ぼくらは群青を探している
 良識のある範囲という非常に曖昧な言い方ではあるけれど、逆に良識がない付き合いといえば、学業に支障が出るまたは学校生活そのものを送ることができなくなるおそれのある付き合い方……。つまり妊娠退学のおそれがあるようなことをするな、と。まさかの疑いが的中した。


「だーよなあー」


 この場で唯一、九十三先輩だけが嬉しそうに雲雀くんの肩に腕を載せる。その得意げな顔を雲雀くんが睨みつけるも、九十三先輩はどこ吹く風だ。


「俺達もそう思うんだよなー。やっぱり高校生たるものピュアに付き合わなきゃ。隣にいるだけで胸がいっぱいで何もできないみたいな、ね!」

「アンタ自身がそんな純粋な人間じゃないでしょ」

「まあまあ、先生、安心してください」


 一体何の保証をしてくれるのかと思いきや、能勢さんはまるで曲芸のようなしなやかな手つきでブルーの携帯電話を取り出す。パチンッとそれを開いて見せてくれたのは──……血判状とそれに無理矢理指印を押させられている雲雀くんだった……。当然というべきかなんというべきか、雲雀くんの双眸(そうぼう)に殺意が宿った瞬間を見た。

 でも能勢さんは気付いていないふりをして次のボタンを押して血判状の写真を見せる。


「『群青における健全なる異性交遊に関する十一ヶ条』、先輩である僕達が責任をもって定めました。ほら、デート禁止ですし、部屋に入れないですし」


 カチカチカチと能勢さんは写真を拡大して先生に見せつける。


「雲雀くんはこう見えて意外と先輩に従順なので、ちゃんと十一ヶ条に従ってくれるはずですよ。ね?」


 ね……って……言われても……。群青の先輩達がそれを定めたのはただのイジメだし……。能勢さんの笑みには、この文脈においてはどう見ても有無を言わさぬ圧しか感じなかった。

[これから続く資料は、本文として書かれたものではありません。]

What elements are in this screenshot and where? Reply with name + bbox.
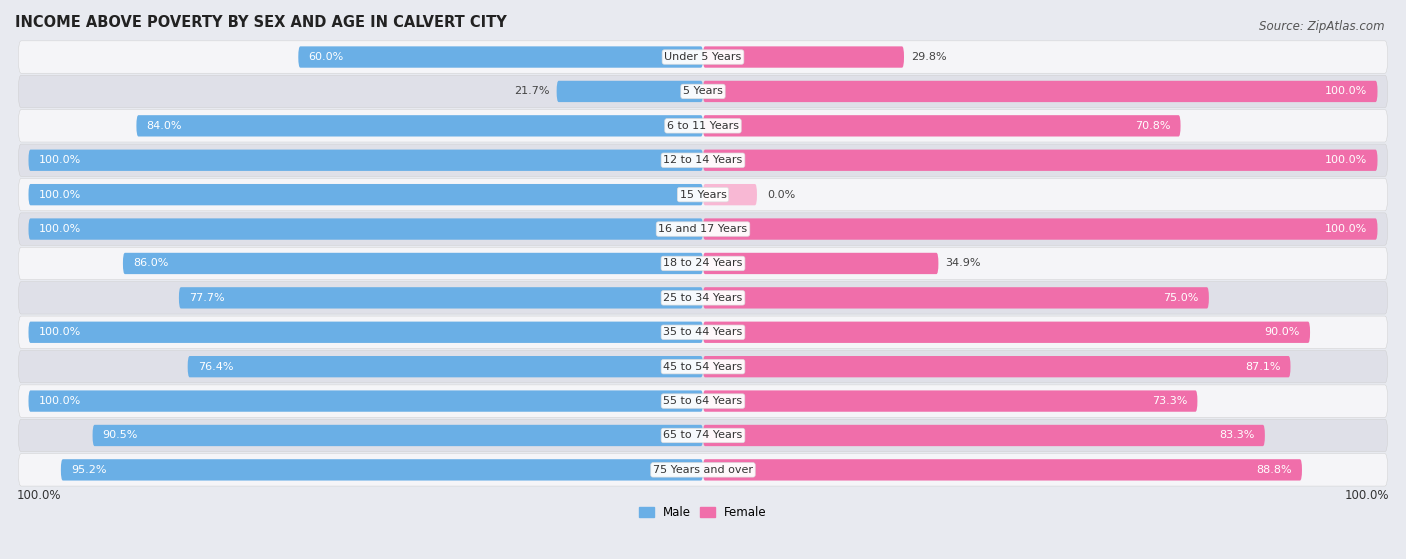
FancyBboxPatch shape	[18, 350, 1388, 383]
FancyBboxPatch shape	[18, 213, 1388, 245]
Text: 90.5%: 90.5%	[103, 430, 138, 440]
FancyBboxPatch shape	[18, 247, 1388, 280]
FancyBboxPatch shape	[28, 321, 703, 343]
Text: 34.9%: 34.9%	[945, 258, 980, 268]
FancyBboxPatch shape	[187, 356, 703, 377]
Text: 6 to 11 Years: 6 to 11 Years	[666, 121, 740, 131]
FancyBboxPatch shape	[93, 425, 703, 446]
Text: 100.0%: 100.0%	[38, 190, 82, 200]
Text: 65 to 74 Years: 65 to 74 Years	[664, 430, 742, 440]
Legend: Male, Female: Male, Female	[634, 501, 772, 523]
Text: 16 and 17 Years: 16 and 17 Years	[658, 224, 748, 234]
FancyBboxPatch shape	[179, 287, 703, 309]
Text: 75 Years and over: 75 Years and over	[652, 465, 754, 475]
FancyBboxPatch shape	[703, 287, 1209, 309]
FancyBboxPatch shape	[18, 385, 1388, 417]
Text: 100.0%: 100.0%	[38, 327, 82, 337]
Text: 15 Years: 15 Years	[679, 190, 727, 200]
FancyBboxPatch shape	[60, 459, 703, 481]
FancyBboxPatch shape	[703, 150, 1378, 171]
Text: INCOME ABOVE POVERTY BY SEX AND AGE IN CALVERT CITY: INCOME ABOVE POVERTY BY SEX AND AGE IN C…	[15, 15, 506, 30]
Text: 12 to 14 Years: 12 to 14 Years	[664, 155, 742, 165]
FancyBboxPatch shape	[18, 41, 1388, 73]
Text: 90.0%: 90.0%	[1264, 327, 1301, 337]
FancyBboxPatch shape	[18, 75, 1388, 107]
Text: 100.0%: 100.0%	[38, 224, 82, 234]
Text: Source: ZipAtlas.com: Source: ZipAtlas.com	[1260, 20, 1385, 32]
Text: 95.2%: 95.2%	[70, 465, 107, 475]
Text: 100.0%: 100.0%	[38, 396, 82, 406]
Text: 100.0%: 100.0%	[17, 489, 60, 502]
FancyBboxPatch shape	[18, 282, 1388, 314]
FancyBboxPatch shape	[136, 115, 703, 136]
Text: Under 5 Years: Under 5 Years	[665, 52, 741, 62]
Text: 88.8%: 88.8%	[1256, 465, 1292, 475]
FancyBboxPatch shape	[18, 316, 1388, 348]
Text: 100.0%: 100.0%	[1324, 224, 1368, 234]
Text: 60.0%: 60.0%	[308, 52, 343, 62]
Text: 29.8%: 29.8%	[911, 52, 946, 62]
Text: 76.4%: 76.4%	[198, 362, 233, 372]
Text: 86.0%: 86.0%	[134, 258, 169, 268]
FancyBboxPatch shape	[28, 390, 703, 412]
FancyBboxPatch shape	[298, 46, 703, 68]
Text: 25 to 34 Years: 25 to 34 Years	[664, 293, 742, 303]
FancyBboxPatch shape	[18, 144, 1388, 177]
Text: 0.0%: 0.0%	[768, 190, 796, 200]
FancyBboxPatch shape	[703, 390, 1198, 412]
FancyBboxPatch shape	[703, 219, 1378, 240]
Text: 100.0%: 100.0%	[1346, 489, 1389, 502]
FancyBboxPatch shape	[703, 46, 904, 68]
FancyBboxPatch shape	[28, 150, 703, 171]
Text: 83.3%: 83.3%	[1219, 430, 1254, 440]
Text: 75.0%: 75.0%	[1163, 293, 1199, 303]
Text: 55 to 64 Years: 55 to 64 Years	[664, 396, 742, 406]
Text: 21.7%: 21.7%	[515, 87, 550, 97]
Text: 84.0%: 84.0%	[146, 121, 181, 131]
Text: 87.1%: 87.1%	[1244, 362, 1281, 372]
Text: 100.0%: 100.0%	[1324, 155, 1368, 165]
FancyBboxPatch shape	[703, 184, 756, 205]
FancyBboxPatch shape	[28, 219, 703, 240]
Text: 45 to 54 Years: 45 to 54 Years	[664, 362, 742, 372]
FancyBboxPatch shape	[28, 184, 703, 205]
FancyBboxPatch shape	[18, 110, 1388, 142]
Text: 77.7%: 77.7%	[188, 293, 225, 303]
Text: 5 Years: 5 Years	[683, 87, 723, 97]
FancyBboxPatch shape	[557, 80, 703, 102]
FancyBboxPatch shape	[122, 253, 703, 274]
FancyBboxPatch shape	[703, 459, 1302, 481]
FancyBboxPatch shape	[18, 419, 1388, 452]
FancyBboxPatch shape	[703, 321, 1310, 343]
Text: 100.0%: 100.0%	[38, 155, 82, 165]
FancyBboxPatch shape	[703, 356, 1291, 377]
FancyBboxPatch shape	[703, 115, 1181, 136]
Text: 70.8%: 70.8%	[1135, 121, 1170, 131]
Text: 35 to 44 Years: 35 to 44 Years	[664, 327, 742, 337]
Text: 18 to 24 Years: 18 to 24 Years	[664, 258, 742, 268]
Text: 73.3%: 73.3%	[1152, 396, 1187, 406]
Text: 100.0%: 100.0%	[1324, 87, 1368, 97]
FancyBboxPatch shape	[703, 80, 1378, 102]
FancyBboxPatch shape	[18, 178, 1388, 211]
FancyBboxPatch shape	[703, 253, 938, 274]
FancyBboxPatch shape	[703, 425, 1265, 446]
FancyBboxPatch shape	[18, 454, 1388, 486]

「どう見ても無理矢理押させられてるのにそんなの意味ないでしょ」


 そして雲雀くんはその圧をはねのけた。でも九十三先輩が乱暴に雲雀くんの肩を組む。


「まあ雲雀、お前が誓おうが誓うまいが、どーせ誰かが邪魔するから。ここは先生の前でなんもしませんって言っとけ」

「嘘は吐けない性分なんで」

「お前三国ちゃんにキスしてみろ。芳喜がお前にレモン味を上書きするからな」

「自分で上書きしてくださいよ」

「俺は三国ちゃんに上書きするから」

「アンタの発言のほうがよっぽど不純でしょ」


 担任の先生はゴホンゴホンとわざとらしい咳払いをして「じゃあ……そういうことなので、くれぐれも気を付けて……」と曖昧な口調で解放してくれた。主に九十三先輩が横から引っ掻き回したせいで、もはや先生達が出る幕などなくなってしまったので、ある意味先輩達のお陰かもしれない。ただ、職員室を出たところで、九十三先輩に「よかったな、『群青における健全なる異性交遊に関する十一ヶ条』作っといて!」なんて恩を着せられると、やっぱり先輩のお陰なんかじゃないなんて気持ちになってくる。


「っていうか、学校で何もしてないのに呼び出されるなんて、雲雀くんどんだけ信用ないの?」

「全く心当たりがありませんね。俺の学校生活には信用しかないんで」

「笹部殴っといてよく言うよ。あれ、お前どこ行くの」


 職員室を出た後、雲雀くんは私達と真逆に足を向けた。相変わらず不愛想に「自販機行くんで」と振り向きもせずに答える。

 ……こういう場合、彼女は一緒に買いに行くものなのだろうか。でも雲雀くんは何も言わないし、ただこれだけイジメられて雲雀くんが私に声をかけるはずがないし……。